Mistura de Malvasia Fina, Viosinho, Gouveio, Rabigato, Códega do Larinho e Arinto, de vinhas menos velhas. De imediato a causa da frescura e vivacidade transborda pelo copo. Menos na expressão tropical, mais no sotaque vegetal e herbal. Brilhante! Leve e viçoso na boca, cremoso, um ligeiro salgadinho a piscar o olho a um bom prato de mexilhão ou do delicioso salmonete. Nada de o servir geladinho. Só vai estragar!

 

Bota Velha Vinhas Antigas Branco 2017

Este sim, sente-se logo a diferença para o anterior. De ambição apontada a mais alto!

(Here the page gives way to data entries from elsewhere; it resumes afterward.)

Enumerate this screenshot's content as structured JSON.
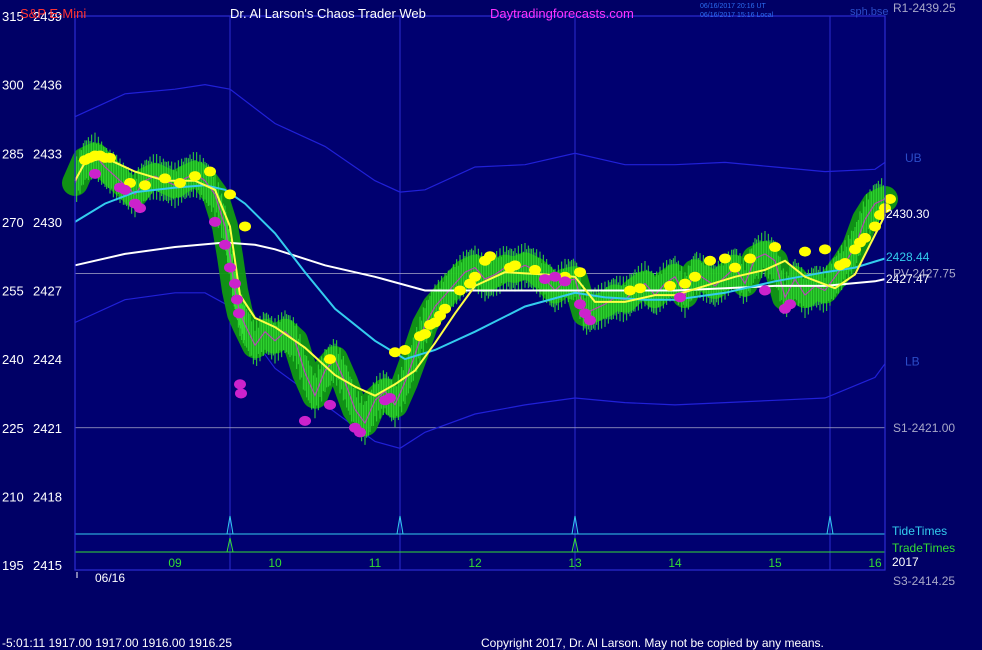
{
  "header": {
    "instrument": "S&P E-Mini",
    "title": "Dr. Al Larson's Chaos Trader Web",
    "site": "Daytradingforecasts.com",
    "timestamp_utc": "06/16/2017 20:16 UT",
    "timestamp_local": "06/16/2017 15:16 Local",
    "corner_label": "sph.bse"
  },
  "footer": {
    "readout": "-5:01:11  1917.00 1917.00 1916.00 1916.25",
    "copyright": "Copyright 2017, Dr. Al Larson. May not be copied by any means."
  },
  "colors": {
    "background": "#000066",
    "plot_bg": "#000070",
    "frame": "#2b2bd0",
    "vline": "#2b2bd0",
    "hline": "#a8a8c8",
    "bands": "#2020d8",
    "sma": "#ffffff",
    "ema_cyan": "#33ccee",
    "ema_yellow": "#ffff44",
    "price_bars": "#33dd33",
    "glow": "#119911",
    "dot_up": "#ffff00",
    "dot_down": "#cc22cc",
    "tide": "#33ccee",
    "trade": "#33dd33",
    "axis_text": "#ffffff",
    "time_text": "#33dd33",
    "title_red": "#ff3333",
    "title_white": "#ffffff",
    "title_magenta": "#ff33ff"
  },
  "chart_data": {
    "type": "line",
    "ylim": [
      2415,
      2439
    ],
    "xlim": [
      8.0,
      16.1
    ],
    "left_axis": {
      "ticks": [
        {
          "osc": "315",
          "price": "2439",
          "value": 2439
        },
        {
          "osc": "300",
          "price": "2436",
          "value": 2436
        },
        {
          "osc": "285",
          "price": "2433",
          "value": 2433
        },
        {
          "osc": "270",
          "price": "2430",
          "value": 2430
        },
        {
          "osc": "255",
          "price": "2427",
          "value": 2427
        },
        {
          "osc": "240",
          "price": "2424",
          "value": 2424
        },
        {
          "osc": "225",
          "price": "2421",
          "value": 2421
        },
        {
          "osc": "210",
          "price": "2418",
          "value": 2418
        },
        {
          "osc": "195",
          "price": "2415",
          "value": 2415
        }
      ]
    },
    "x_ticks": [
      {
        "label": "09",
        "x": 9.0
      },
      {
        "label": "10",
        "x": 10.0
      },
      {
        "label": "11",
        "x": 11.0
      },
      {
        "label": "12",
        "x": 12.0
      },
      {
        "label": "13",
        "x": 13.0
      },
      {
        "label": "14",
        "x": 14.0
      },
      {
        "label": "15",
        "x": 15.0
      },
      {
        "label": "16",
        "x": 16.0
      }
    ],
    "date_label": {
      "text": "06/16",
      "x": 8.3
    },
    "year_label": "2017",
    "vertical_lines": [
      9.55,
      11.25,
      13.0,
      15.55
    ],
    "levels": [
      {
        "label": "R1-2439.25",
        "value": 2439.25
      },
      {
        "label": "PV-2427.75",
        "value": 2427.75
      },
      {
        "label": "S1-2421.00",
        "value": 2421.0
      },
      {
        "label": "S3-2414.25",
        "value": 2414.25
      }
    ],
    "band_labels": [
      {
        "label": "UB",
        "value": 2432.8
      },
      {
        "label": "LB",
        "value": 2423.9
      }
    ],
    "value_labels": [
      {
        "label": "2430.30",
        "value": 2430.3,
        "color": "#ffffff"
      },
      {
        "label": "2428.44",
        "value": 2428.44,
        "color": "#33ccee"
      },
      {
        "label": "2427.47",
        "value": 2427.47,
        "color": "#ffffff"
      }
    ],
    "tide_label": "TideTimes",
    "trade_label": "TradeTimes",
    "tide_spikes": [
      9.55,
      11.25,
      13.0,
      15.55
    ],
    "trade_spikes": [
      9.55,
      13.0
    ],
    "series": [
      {
        "id": "upper-band",
        "x": [
          8.0,
          8.5,
          9.0,
          9.3,
          9.55,
          10.0,
          10.5,
          11.0,
          11.25,
          11.5,
          12.0,
          12.5,
          13.0,
          13.5,
          14.0,
          14.5,
          15.0,
          15.5,
          16.0,
          16.1
        ],
        "y": [
          2434.6,
          2435.6,
          2435.8,
          2436.0,
          2435.8,
          2434.3,
          2433.3,
          2431.8,
          2431.3,
          2431.4,
          2432.4,
          2432.5,
          2433.0,
          2432.5,
          2432.5,
          2432.6,
          2432.4,
          2432.2,
          2432.3,
          2432.6
        ]
      },
      {
        "id": "lower-band",
        "x": [
          8.0,
          8.5,
          9.0,
          9.3,
          9.55,
          10.0,
          10.5,
          11.0,
          11.25,
          11.5,
          12.0,
          12.5,
          13.0,
          13.5,
          14.0,
          14.5,
          15.0,
          15.5,
          16.0,
          16.1
        ],
        "y": [
          2425.6,
          2426.6,
          2426.9,
          2426.9,
          2426.3,
          2423.6,
          2422.0,
          2420.4,
          2420.1,
          2420.8,
          2421.6,
          2422.0,
          2422.3,
          2422.1,
          2422.0,
          2422.1,
          2422.2,
          2422.3,
          2423.2,
          2423.8
        ]
      },
      {
        "id": "sma-white",
        "x": [
          8.0,
          8.5,
          9.0,
          9.5,
          9.8,
          10.0,
          10.5,
          11.0,
          11.5,
          12.0,
          12.5,
          13.0,
          13.5,
          14.0,
          14.5,
          15.0,
          15.5,
          16.0,
          16.1
        ],
        "y": [
          2428.1,
          2428.6,
          2428.9,
          2429.1,
          2429.0,
          2428.8,
          2428.1,
          2427.6,
          2427.0,
          2427.0,
          2427.0,
          2427.0,
          2427.0,
          2427.0,
          2427.1,
          2427.2,
          2427.2,
          2427.4,
          2427.5
        ]
      },
      {
        "id": "ema-cyan",
        "x": [
          8.0,
          8.3,
          8.6,
          9.0,
          9.3,
          9.5,
          9.7,
          10.0,
          10.3,
          10.6,
          11.0,
          11.3,
          11.6,
          12.0,
          12.5,
          13.0,
          13.3,
          13.7,
          14.0,
          14.5,
          15.0,
          15.5,
          15.8,
          16.1
        ],
        "y": [
          2430.0,
          2430.8,
          2431.3,
          2431.5,
          2431.6,
          2431.4,
          2430.8,
          2429.5,
          2427.8,
          2426.2,
          2424.8,
          2424.0,
          2424.4,
          2425.2,
          2426.3,
          2426.9,
          2426.7,
          2426.6,
          2426.6,
          2426.9,
          2427.4,
          2427.8,
          2428.0,
          2428.4
        ]
      },
      {
        "id": "ema-yellow",
        "x": [
          8.0,
          8.1,
          8.3,
          8.6,
          8.9,
          9.2,
          9.4,
          9.55,
          9.65,
          9.8,
          10.0,
          10.3,
          10.6,
          10.8,
          11.0,
          11.2,
          11.4,
          11.6,
          11.8,
          12.0,
          12.3,
          12.7,
          13.0,
          13.2,
          13.5,
          13.8,
          14.0,
          14.3,
          14.6,
          14.9,
          15.1,
          15.3,
          15.6,
          15.8,
          16.1
        ],
        "y": [
          2431.8,
          2432.6,
          2432.8,
          2432.2,
          2431.8,
          2431.8,
          2431.4,
          2429.8,
          2426.8,
          2425.8,
          2425.4,
          2424.5,
          2423.3,
          2422.8,
          2422.4,
          2422.9,
          2423.5,
          2424.7,
          2426.0,
          2427.2,
          2427.8,
          2427.7,
          2427.6,
          2426.5,
          2426.5,
          2426.8,
          2426.8,
          2427.2,
          2427.6,
          2427.9,
          2428.3,
          2427.6,
          2427.1,
          2427.7,
          2430.3
        ]
      },
      {
        "id": "price",
        "x": [
          8.0,
          8.1,
          8.2,
          8.3,
          8.4,
          8.5,
          8.6,
          8.7,
          8.8,
          8.9,
          9.0,
          9.1,
          9.2,
          9.3,
          9.4,
          9.5,
          9.55,
          9.6,
          9.65,
          9.7,
          9.8,
          9.9,
          10.0,
          10.1,
          10.2,
          10.3,
          10.4,
          10.5,
          10.6,
          10.7,
          10.8,
          10.9,
          11.0,
          11.1,
          11.2,
          11.3,
          11.4,
          11.5,
          11.6,
          11.7,
          11.8,
          11.9,
          12.0,
          12.1,
          12.2,
          12.3,
          12.4,
          12.5,
          12.6,
          12.7,
          12.8,
          12.9,
          13.0,
          13.1,
          13.2,
          13.3,
          13.4,
          13.5,
          13.6,
          13.7,
          13.8,
          13.9,
          14.0,
          14.1,
          14.2,
          14.3,
          14.4,
          14.5,
          14.6,
          14.7,
          14.8,
          14.9,
          15.0,
          15.1,
          15.2,
          15.3,
          15.4,
          15.5,
          15.6,
          15.7,
          15.8,
          15.9,
          16.0,
          16.1
        ],
        "y": [
          2431.7,
          2432.7,
          2432.9,
          2432.4,
          2432.0,
          2431.6,
          2431.2,
          2431.8,
          2432.0,
          2431.8,
          2431.6,
          2431.9,
          2432.1,
          2431.8,
          2431.2,
          2429.8,
          2428.5,
          2427.0,
          2426.0,
          2425.5,
          2424.6,
          2425.2,
          2424.8,
          2425.2,
          2424.8,
          2423.4,
          2422.4,
          2423.5,
          2424.0,
          2423.0,
          2421.8,
          2421.2,
          2422.2,
          2422.6,
          2422.0,
          2423.0,
          2424.2,
          2425.5,
          2426.3,
          2426.8,
          2427.3,
          2427.8,
          2428.0,
          2427.5,
          2427.7,
          2428.0,
          2427.9,
          2428.1,
          2427.9,
          2427.5,
          2427.0,
          2427.4,
          2427.5,
          2426.0,
          2426.2,
          2426.4,
          2426.7,
          2426.6,
          2427.0,
          2427.3,
          2426.8,
          2427.3,
          2427.6,
          2426.8,
          2427.8,
          2427.5,
          2427.2,
          2427.6,
          2428.0,
          2427.3,
          2428.4,
          2428.6,
          2428.3,
          2426.7,
          2427.5,
          2426.8,
          2427.2,
          2427.0,
          2427.6,
          2428.2,
          2428.9,
          2430.1,
          2430.8,
          2431.0
        ]
      },
      {
        "id": "dots-up",
        "x": [
          8.1,
          8.15,
          8.2,
          8.25,
          8.3,
          8.35,
          8.55,
          8.7,
          8.9,
          9.05,
          9.2,
          9.35,
          9.55,
          9.7,
          10.55,
          11.2,
          11.3,
          11.45,
          11.5,
          11.55,
          11.6,
          11.65,
          11.7,
          11.85,
          11.95,
          12.0,
          12.1,
          12.15,
          12.35,
          12.4,
          12.6,
          12.9,
          13.05,
          13.55,
          13.65,
          13.95,
          14.1,
          14.2,
          14.35,
          14.5,
          14.6,
          14.75,
          15.0,
          15.3,
          15.5,
          15.65,
          15.7,
          15.8,
          15.85,
          15.9,
          16.0,
          16.05,
          16.1,
          16.15
        ],
        "y": [
          2432.7,
          2432.8,
          2432.9,
          2432.9,
          2432.8,
          2432.8,
          2431.7,
          2431.6,
          2431.9,
          2431.7,
          2432.0,
          2432.2,
          2431.2,
          2429.8,
          2424.0,
          2424.3,
          2424.4,
          2425.0,
          2425.1,
          2425.5,
          2425.6,
          2425.9,
          2426.2,
          2427.0,
          2427.3,
          2427.6,
          2428.3,
          2428.5,
          2428.0,
          2428.1,
          2427.9,
          2427.6,
          2427.8,
          2427.0,
          2427.1,
          2427.2,
          2427.3,
          2427.6,
          2428.3,
          2428.4,
          2428.0,
          2428.4,
          2428.9,
          2428.7,
          2428.8,
          2428.1,
          2428.2,
          2428.8,
          2429.1,
          2429.3,
          2429.8,
          2430.3,
          2430.6,
          2431.0
        ]
      },
      {
        "id": "dots-down",
        "x": [
          8.2,
          8.45,
          8.5,
          8.6,
          8.65,
          9.4,
          9.5,
          9.55,
          9.6,
          9.62,
          9.64,
          9.65,
          9.66,
          10.3,
          10.55,
          10.8,
          10.85,
          11.1,
          11.15,
          12.7,
          12.8,
          12.9,
          13.05,
          13.1,
          13.15,
          14.05,
          14.9,
          15.1,
          15.15
        ],
        "y": [
          2432.1,
          2431.5,
          2431.4,
          2430.8,
          2430.6,
          2430.0,
          2429.0,
          2428.0,
          2427.3,
          2426.6,
          2426.0,
          2422.9,
          2422.5,
          2421.3,
          2422.0,
          2421.0,
          2420.8,
          2422.2,
          2422.3,
          2427.5,
          2427.6,
          2427.4,
          2426.4,
          2426.0,
          2425.7,
          2426.7,
          2427.0,
          2426.2,
          2426.4
        ]
      }
    ]
  }
}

Vinhas velhas de field blend. Em linguajar enófilo, field blend, significa que as uvas estão todas misturadas, uso e costume faz décadas atrás pelos lavradores. Trato mais requintado. Aroma já evidência complexidade, sente-se um cheirinho a barrica. Nada em demasia. Aveludado, saboroso e de sugestiva acidez na boca. Ah, e persistente, também. Está um mimo para quem gosta de um camarão tigre ou carabineiro. Para os mais chiques, um lavagante vai mesmo a jeito!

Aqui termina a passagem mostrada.